National Pensioners Convention. Photo: Paul Mattsson
National Pensioners Convention. Photo: Paul Mattsson

Clare Wilkins, secretary of East Midlands National Pensioners’ Convention (personal capacity)

The state pension age is set to rise to 68 in 2044 – a decision made by the last Labour government. The Tories had planned to bring this rise forward to 2037-39. But now it looks like they won’t.

The Tories are concerned about alienating older voters, with a general election looming. The decision not to raise the pension age now shows that the government is under pressure from strike action, rallies and protests, plus its own weakness and divisions.

Events in France are having an effect here as well. Strikes and protests started in opposition to the Macron-led government raising the pension age from 62 to 64.

The movement in France has continued to grow. On the protests, many call for Macron to go.

The state pension is not enough to live on. Workers pay National Insurance towards it all their working lives. We need real living pensions, not tax breaks for the rich.

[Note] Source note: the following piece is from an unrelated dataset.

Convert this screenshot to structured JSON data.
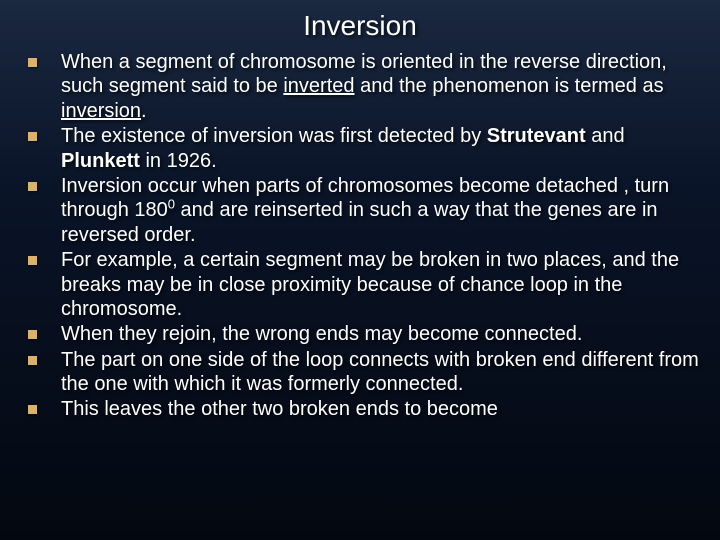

Zero-hour contracts and precarious work do not provide workers with employee pension schemes. The pressure the Tories and Keir Starmer’s Labour are under must be kept and stepped up, to ensure the increase in state pension age is stopped for good, and reduced to 55.

After steadily rising for 150 years, life expectancy in Britain is falling, particularly among the working class and the poor, even before the pandemic. Reducing life expectancy is another stark indication that capitalism is incapable of providing a liveable, let alone a decent, standard of life for working-class people.

Only a socialist transformation of society, taking the wealth off the super-rich, can ensure a decent life, retirement and old age.